Labor has made it clear it will continue to challenge the presence on the frontbench of Joyce and Nash. Opposition Leader Bill Shorten on Thursday repeated his call for the two to stand down from the ministry.
“It is an untenable, unsustainable situation for government ministers with a cloud over their eligibility to sit in their portfolios, making decisions.” Shorten said if it were “subsequently found out they weren’t eligible to sit in the parliament, the decisions they made can be appealed”.
The court currently has five current and former MPs before it – apart from Joyce and Canavan, they are two former Greens senators, Scott Ludlam and Larissa Waters, and One Nation’s Malcolm Roberts. Nash and crossbench senator Nick Xenophon will be referred to it when parliament resumes early next month.
Canavan’s lawyer revealed Canavan was an Italian citizen by descent since he was two years old, due to a change in Italian law at that time that enabled citizenship to be passed down through a person’s mother, not just their father.
This means that Canavan already had citizenship when his mother – of Italian descent but born in Australia – obtained it for him when he was an adult. He has said he only became aware she had signed him up after the citizenship issue blew up.
Solicitor-General Stephen Donaghue told the court the eligibility of Canavan, Joyce and Waters should be upheld, because they had not known they were dual citizens.
In contrast, Ludlam and Roberts had in the past filled out forms acknowledging they were citizens of other countries. Ludlam should be disqualified, Donaghue said, while Roberts’ situation turns on the timing of his renunciation form.

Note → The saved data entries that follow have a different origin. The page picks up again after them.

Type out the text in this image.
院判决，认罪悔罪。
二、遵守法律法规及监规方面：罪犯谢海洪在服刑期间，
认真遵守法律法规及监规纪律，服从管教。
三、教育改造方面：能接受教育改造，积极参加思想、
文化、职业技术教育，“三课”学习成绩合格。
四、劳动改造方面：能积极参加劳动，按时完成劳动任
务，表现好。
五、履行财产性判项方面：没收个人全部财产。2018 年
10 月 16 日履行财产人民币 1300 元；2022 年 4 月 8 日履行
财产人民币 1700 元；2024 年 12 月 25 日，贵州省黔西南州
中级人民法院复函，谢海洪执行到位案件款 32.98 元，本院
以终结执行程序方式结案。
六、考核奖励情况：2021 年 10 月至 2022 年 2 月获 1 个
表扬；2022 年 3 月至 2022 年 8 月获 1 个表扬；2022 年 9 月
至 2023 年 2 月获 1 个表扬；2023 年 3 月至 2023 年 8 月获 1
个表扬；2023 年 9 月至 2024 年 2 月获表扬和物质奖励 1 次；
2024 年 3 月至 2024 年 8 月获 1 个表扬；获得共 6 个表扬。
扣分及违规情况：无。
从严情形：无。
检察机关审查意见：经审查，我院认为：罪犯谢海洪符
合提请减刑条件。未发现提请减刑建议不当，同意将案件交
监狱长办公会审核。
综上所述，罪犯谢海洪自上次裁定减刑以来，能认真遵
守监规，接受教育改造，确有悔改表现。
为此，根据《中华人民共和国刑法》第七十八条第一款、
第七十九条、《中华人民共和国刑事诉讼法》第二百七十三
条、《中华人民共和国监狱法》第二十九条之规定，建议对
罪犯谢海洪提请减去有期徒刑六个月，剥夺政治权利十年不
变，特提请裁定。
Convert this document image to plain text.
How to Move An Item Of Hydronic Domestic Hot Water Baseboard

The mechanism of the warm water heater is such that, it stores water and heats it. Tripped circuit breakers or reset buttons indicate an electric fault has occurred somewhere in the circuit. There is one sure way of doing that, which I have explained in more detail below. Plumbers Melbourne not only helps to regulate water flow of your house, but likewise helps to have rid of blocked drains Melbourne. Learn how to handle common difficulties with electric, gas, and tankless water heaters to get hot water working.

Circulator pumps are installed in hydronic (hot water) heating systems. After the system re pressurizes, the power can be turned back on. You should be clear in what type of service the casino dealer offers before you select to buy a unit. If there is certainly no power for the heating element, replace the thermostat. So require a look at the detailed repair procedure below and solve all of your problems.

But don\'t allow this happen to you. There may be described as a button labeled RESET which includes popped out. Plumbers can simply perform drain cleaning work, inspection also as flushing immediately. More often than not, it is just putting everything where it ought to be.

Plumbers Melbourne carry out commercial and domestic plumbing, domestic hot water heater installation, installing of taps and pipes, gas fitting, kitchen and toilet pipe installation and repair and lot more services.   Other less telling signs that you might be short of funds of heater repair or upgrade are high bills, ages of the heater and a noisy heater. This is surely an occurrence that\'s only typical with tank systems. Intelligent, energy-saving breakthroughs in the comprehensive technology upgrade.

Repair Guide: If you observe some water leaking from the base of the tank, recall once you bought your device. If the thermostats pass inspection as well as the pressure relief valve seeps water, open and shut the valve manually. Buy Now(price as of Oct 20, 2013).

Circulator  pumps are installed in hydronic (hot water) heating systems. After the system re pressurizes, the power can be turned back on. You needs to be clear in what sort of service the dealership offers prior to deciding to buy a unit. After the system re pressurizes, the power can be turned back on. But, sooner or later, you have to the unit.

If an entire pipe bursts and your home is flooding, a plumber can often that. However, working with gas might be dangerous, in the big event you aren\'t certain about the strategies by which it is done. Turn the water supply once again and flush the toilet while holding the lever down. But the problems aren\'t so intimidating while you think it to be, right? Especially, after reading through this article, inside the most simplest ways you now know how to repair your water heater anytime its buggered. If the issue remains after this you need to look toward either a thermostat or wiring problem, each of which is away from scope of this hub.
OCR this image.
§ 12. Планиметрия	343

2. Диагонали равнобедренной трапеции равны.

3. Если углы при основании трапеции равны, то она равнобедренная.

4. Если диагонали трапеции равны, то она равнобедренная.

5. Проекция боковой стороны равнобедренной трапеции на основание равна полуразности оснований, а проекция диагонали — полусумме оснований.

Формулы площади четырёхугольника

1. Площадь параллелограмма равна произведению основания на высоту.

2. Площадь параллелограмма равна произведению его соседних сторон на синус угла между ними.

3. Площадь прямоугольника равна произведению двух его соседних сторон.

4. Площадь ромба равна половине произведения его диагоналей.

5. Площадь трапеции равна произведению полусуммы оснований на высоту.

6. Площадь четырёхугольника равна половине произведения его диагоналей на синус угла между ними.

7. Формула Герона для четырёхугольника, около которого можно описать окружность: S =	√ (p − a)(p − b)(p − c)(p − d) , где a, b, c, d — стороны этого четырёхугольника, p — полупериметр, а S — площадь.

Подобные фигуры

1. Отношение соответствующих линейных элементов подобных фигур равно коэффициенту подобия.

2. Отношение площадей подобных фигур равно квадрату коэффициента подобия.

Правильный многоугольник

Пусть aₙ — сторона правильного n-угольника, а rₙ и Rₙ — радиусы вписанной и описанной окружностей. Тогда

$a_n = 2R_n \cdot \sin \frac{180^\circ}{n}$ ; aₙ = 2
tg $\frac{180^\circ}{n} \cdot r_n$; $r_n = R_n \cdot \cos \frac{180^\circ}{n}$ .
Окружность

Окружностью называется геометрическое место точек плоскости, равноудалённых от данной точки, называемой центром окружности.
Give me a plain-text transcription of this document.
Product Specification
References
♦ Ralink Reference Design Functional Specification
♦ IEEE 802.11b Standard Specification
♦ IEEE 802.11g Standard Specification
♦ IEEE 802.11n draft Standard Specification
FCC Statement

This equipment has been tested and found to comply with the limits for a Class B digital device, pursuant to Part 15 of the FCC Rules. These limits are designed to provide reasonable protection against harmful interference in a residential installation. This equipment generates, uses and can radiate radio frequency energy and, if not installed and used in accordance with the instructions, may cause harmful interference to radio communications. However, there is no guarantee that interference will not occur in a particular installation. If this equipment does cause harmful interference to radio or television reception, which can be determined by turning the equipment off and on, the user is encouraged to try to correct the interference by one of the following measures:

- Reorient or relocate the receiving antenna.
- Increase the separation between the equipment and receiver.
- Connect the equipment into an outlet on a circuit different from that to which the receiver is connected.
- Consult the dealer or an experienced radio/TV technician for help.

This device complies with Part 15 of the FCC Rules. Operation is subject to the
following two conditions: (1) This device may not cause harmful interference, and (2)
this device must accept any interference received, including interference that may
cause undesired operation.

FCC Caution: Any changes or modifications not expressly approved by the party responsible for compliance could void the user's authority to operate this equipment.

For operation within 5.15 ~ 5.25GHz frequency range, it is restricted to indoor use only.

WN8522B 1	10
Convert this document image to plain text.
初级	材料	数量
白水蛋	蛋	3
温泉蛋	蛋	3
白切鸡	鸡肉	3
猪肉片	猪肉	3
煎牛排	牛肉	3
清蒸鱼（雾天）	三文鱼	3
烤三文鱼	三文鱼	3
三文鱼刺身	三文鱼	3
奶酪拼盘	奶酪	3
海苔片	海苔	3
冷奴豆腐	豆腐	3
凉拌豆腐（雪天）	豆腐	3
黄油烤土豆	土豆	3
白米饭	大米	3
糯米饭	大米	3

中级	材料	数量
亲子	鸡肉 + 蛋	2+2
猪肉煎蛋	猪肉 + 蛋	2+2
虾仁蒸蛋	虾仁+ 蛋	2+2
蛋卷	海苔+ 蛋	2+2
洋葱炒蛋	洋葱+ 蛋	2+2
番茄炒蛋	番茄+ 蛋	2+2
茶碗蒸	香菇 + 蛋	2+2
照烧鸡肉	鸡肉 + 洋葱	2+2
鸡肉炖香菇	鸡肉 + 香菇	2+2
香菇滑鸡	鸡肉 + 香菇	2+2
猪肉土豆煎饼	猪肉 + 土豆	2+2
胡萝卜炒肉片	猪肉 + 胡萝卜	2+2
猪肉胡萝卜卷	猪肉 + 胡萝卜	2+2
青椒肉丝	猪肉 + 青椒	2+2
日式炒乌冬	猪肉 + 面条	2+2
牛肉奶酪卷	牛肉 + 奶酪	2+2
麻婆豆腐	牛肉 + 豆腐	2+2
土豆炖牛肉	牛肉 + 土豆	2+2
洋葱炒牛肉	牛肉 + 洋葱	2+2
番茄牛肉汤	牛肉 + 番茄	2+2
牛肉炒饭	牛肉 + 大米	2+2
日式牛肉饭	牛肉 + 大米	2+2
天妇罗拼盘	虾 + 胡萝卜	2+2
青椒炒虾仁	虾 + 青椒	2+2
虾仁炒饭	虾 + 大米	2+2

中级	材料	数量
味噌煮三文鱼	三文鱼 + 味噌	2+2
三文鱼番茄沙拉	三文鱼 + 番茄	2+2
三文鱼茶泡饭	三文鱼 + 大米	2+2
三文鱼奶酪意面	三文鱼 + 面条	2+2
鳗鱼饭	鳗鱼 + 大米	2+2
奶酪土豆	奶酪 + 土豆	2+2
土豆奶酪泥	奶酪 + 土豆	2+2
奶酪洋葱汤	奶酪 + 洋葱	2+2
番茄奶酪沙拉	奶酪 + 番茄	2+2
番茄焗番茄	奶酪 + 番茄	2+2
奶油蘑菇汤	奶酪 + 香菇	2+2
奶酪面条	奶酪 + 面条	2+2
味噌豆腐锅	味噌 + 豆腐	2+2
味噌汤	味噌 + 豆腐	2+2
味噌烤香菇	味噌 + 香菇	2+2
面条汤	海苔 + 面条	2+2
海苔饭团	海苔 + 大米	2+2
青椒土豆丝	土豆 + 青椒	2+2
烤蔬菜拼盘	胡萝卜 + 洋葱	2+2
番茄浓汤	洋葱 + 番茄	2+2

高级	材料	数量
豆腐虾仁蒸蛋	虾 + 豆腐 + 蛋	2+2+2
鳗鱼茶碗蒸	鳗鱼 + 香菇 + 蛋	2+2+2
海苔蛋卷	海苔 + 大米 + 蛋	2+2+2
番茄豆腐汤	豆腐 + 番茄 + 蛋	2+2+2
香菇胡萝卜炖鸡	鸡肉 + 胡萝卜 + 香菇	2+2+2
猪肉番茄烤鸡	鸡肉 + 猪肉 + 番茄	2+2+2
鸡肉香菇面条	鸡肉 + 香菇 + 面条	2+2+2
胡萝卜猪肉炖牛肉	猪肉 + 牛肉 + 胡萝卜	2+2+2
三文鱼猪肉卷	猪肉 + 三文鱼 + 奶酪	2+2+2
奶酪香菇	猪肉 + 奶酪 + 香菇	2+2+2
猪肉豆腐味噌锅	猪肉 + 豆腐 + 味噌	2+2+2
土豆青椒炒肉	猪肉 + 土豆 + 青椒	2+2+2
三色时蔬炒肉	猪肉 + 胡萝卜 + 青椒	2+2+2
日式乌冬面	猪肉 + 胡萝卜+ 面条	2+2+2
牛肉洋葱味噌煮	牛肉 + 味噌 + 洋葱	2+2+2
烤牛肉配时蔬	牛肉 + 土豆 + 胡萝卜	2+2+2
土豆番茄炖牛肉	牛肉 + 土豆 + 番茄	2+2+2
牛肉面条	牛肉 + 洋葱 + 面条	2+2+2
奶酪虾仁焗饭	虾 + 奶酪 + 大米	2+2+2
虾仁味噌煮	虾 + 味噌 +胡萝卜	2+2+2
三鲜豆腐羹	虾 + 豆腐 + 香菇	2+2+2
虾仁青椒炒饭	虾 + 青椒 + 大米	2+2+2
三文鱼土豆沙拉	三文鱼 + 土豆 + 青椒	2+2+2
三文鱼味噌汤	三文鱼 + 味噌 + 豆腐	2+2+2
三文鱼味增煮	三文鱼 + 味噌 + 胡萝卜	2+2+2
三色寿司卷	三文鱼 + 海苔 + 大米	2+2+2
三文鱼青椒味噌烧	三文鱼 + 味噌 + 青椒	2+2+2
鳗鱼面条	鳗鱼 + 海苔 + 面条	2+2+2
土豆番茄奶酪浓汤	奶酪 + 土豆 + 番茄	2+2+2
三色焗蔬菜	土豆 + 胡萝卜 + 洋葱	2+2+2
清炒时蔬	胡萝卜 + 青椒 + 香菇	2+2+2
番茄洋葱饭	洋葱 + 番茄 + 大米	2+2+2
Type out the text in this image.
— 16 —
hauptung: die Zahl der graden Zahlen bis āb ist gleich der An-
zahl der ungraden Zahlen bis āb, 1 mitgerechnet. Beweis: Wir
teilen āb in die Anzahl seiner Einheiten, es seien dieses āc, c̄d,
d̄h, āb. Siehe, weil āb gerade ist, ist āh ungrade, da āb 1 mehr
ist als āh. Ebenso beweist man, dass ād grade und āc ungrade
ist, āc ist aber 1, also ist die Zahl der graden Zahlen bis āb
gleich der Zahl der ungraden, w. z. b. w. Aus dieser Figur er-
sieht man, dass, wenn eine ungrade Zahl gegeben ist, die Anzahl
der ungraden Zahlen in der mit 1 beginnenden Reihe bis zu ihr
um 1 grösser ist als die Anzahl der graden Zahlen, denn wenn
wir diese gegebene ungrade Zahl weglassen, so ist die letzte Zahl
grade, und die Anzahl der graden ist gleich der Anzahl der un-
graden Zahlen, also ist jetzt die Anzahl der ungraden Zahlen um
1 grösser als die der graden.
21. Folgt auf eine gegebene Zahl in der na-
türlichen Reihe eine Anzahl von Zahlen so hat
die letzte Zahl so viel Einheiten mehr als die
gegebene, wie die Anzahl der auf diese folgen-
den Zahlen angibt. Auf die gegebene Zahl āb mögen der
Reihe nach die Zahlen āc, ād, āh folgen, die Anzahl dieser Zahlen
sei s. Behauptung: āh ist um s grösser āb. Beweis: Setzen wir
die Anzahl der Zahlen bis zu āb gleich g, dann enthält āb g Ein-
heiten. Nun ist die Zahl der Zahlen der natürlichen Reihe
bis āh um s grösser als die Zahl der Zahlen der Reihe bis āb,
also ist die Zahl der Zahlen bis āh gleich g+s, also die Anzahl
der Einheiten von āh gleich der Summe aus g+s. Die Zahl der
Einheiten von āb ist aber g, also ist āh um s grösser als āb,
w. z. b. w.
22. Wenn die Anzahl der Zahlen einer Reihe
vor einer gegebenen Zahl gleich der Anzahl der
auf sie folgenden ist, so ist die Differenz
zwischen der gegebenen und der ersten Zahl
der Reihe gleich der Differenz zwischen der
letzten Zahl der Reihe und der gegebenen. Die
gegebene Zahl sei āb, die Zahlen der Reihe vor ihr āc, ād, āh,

Roberts’ barrister said he needed more time before the case was heard.
The court has given standing in the case to Tony Windsor, who ran unsuccessfully against Joyce in New England at the last election.
Windsor held the seat as an independent until retiring at the 2013 election. He has not ruled out contesting if Joyce were declared ineligible and there was a byelection.
Windsor’s lawyer argued in court that Section 44 (i) of the Constitution was clear, and it was the candidate’s responsibility to check whether they were a dual citizen.
Prime Minister Malcolm Turnbull repeated on Thursday that: “We are very, very confident that our members who have been caught up in this will be held by the court to be eligible to sit in the parliament”.